The Port of Piraeus, which connects to North Africa, Southern Europe, and the Near East, was one of Greece’s greatest assets before it fell under the control of Chinese investors in 2016. This has granted Beijing uncontested access to a variety of key markets while jeopardizing the EU’s decision-making processes. Indeed, in 2017, Greece managed to block the EU from issuing a statement regarding Beijing’s human rights violations. With Chinese investors monitoring the flow of goods entering and exiting the Greek mainland, it would be impossible for Athens to join its European partners in resoundingly condemning Beijing. The significance of this rapprochement cannot be understated, for Greece is a part of NATO. While the organization’s 2022 Strategic Concept succeeded in defining the Chinese challenge, one can doubt whether Greece will take any tangible steps to free itself from Beijing’s grasp.

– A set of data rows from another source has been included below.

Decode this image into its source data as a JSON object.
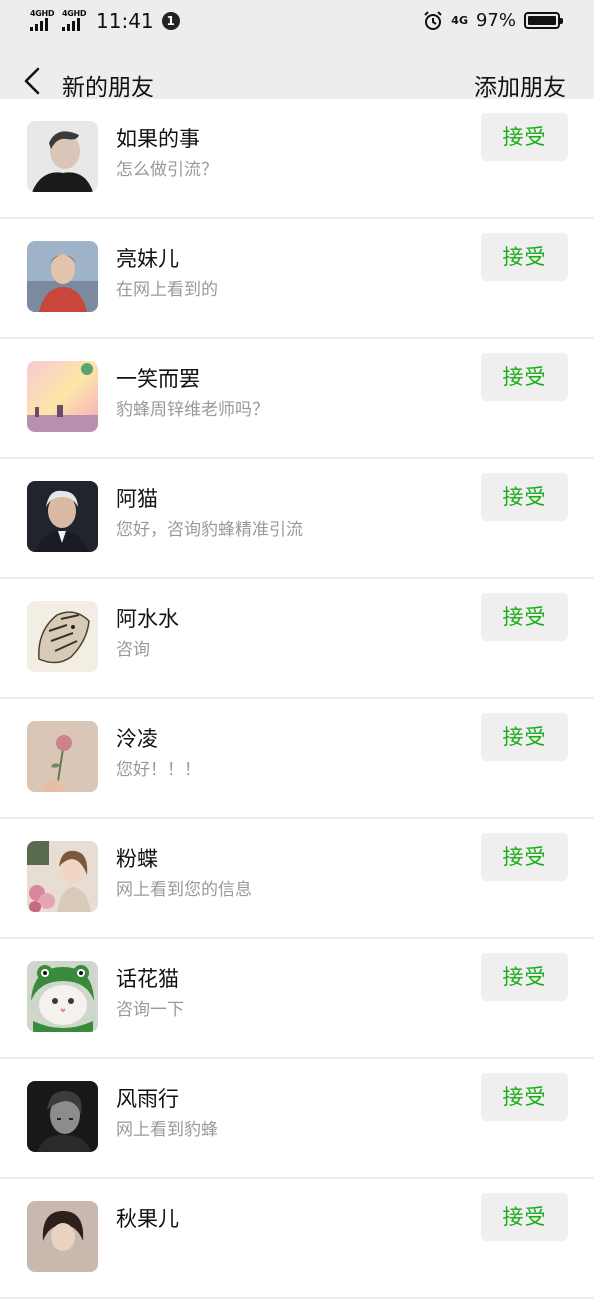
{
  "status_bar": {
    "network_1": "4GHD",
    "network_2": "4GHD",
    "time": "11:41",
    "notification_count": "1",
    "network_right": "4G",
    "battery": "97%",
    "battery_level": 0.97
  },
  "nav": {
    "title": "新的朋友",
    "action": "添加朋友"
  },
  "accept_color": "#1aad19",
  "friends": [
    {
      "name": "如果的事",
      "message": "怎么做引流？",
      "action": "接受",
      "avatar": "man-portrait"
    },
    {
      "name": "亮妹儿",
      "message": "在网上看到的",
      "action": "接受",
      "avatar": "young-man-photo"
    },
    {
      "name": "一笑而罢",
      "message": "豹蜂周锌维老师吗？",
      "action": "接受",
      "avatar": "pink-sky-scene"
    },
    {
      "name": "阿猫",
      "message": "您好，咨询豹蜂精准引流",
      "action": "接受",
      "avatar": "old-man-portrait"
    },
    {
      "name": "阿水水",
      "message": "咨询",
      "action": "接受",
      "avatar": "tiger-drawing"
    },
    {
      "name": "泠凌",
      "message": "您好！！！",
      "action": "接受",
      "avatar": "rose-in-hand"
    },
    {
      "name": "粉蝶",
      "message": "网上看到您的信息",
      "action": "接受",
      "avatar": "girl-with-flowers"
    },
    {
      "name": "话花猫",
      "message": "咨询一下",
      "action": "接受",
      "avatar": "cat-frog-hat"
    },
    {
      "name": "风雨行",
      "message": "网上看到豹蜂",
      "action": "接受",
      "avatar": "bw-man-portrait"
    },
    {
      "name": "秋果儿",
      "message": "",
      "action": "接受",
      "avatar": "woman-portrait"
    }
  ]
}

In addition, if China follows through with its claims of Taiwanese reunification, the battle will be mostly amphibious, with experts predicting that the PLA could expeditiously establish a naval blockade in the Taiwan Strait. Considering that European countries have some of the largest navies on the planet, China’s port investments will also help the PLA enfeeble Europe’s military response. A Chinese naval fleet visited Greece’s Piraeus port one year after its acquisition to express the “common goal of rejuvenation” uniting both countries. Although the PLA has not gone this far in Western European countries and will likely be dissuaded from doing so after the Madrid Summit, it is only a matter of time before it feels confident enough. Its uncontested past investments will undoubtedly be a source of encouragement.
For Beijing to make use of its ports, it needs its Silk Road to run through the European continent. To that end, Chinese investors bought enormous swaths of arable French land in 2016, strengthening China’s food security while limiting the production of Europe’s largest organic farmland owner. In 2019, Italy formally joined China’s BRI, though its participation has dwindled since the outbreak of the pandemic and the revelations of human rights violations Chinese investments in Spain in 2020 shot up by an incredible 362 percent compared to the previous year.
Thus, Western Europe is not exempt from Beijing’s outward shift. Countries in Central and Eastern Europe, like Hungary and Greece, are particularly vulnerable. Practically every EU and NATO member, including the United States, has been the subject of Chinese commercial interests. The pandemic has been the only respite from such a consistent trend. With businesses hesitant to complete sizable transactions and incapable of traveling to European countries, China’s foreign direct investment (FDI) has gradually decreased in recent years.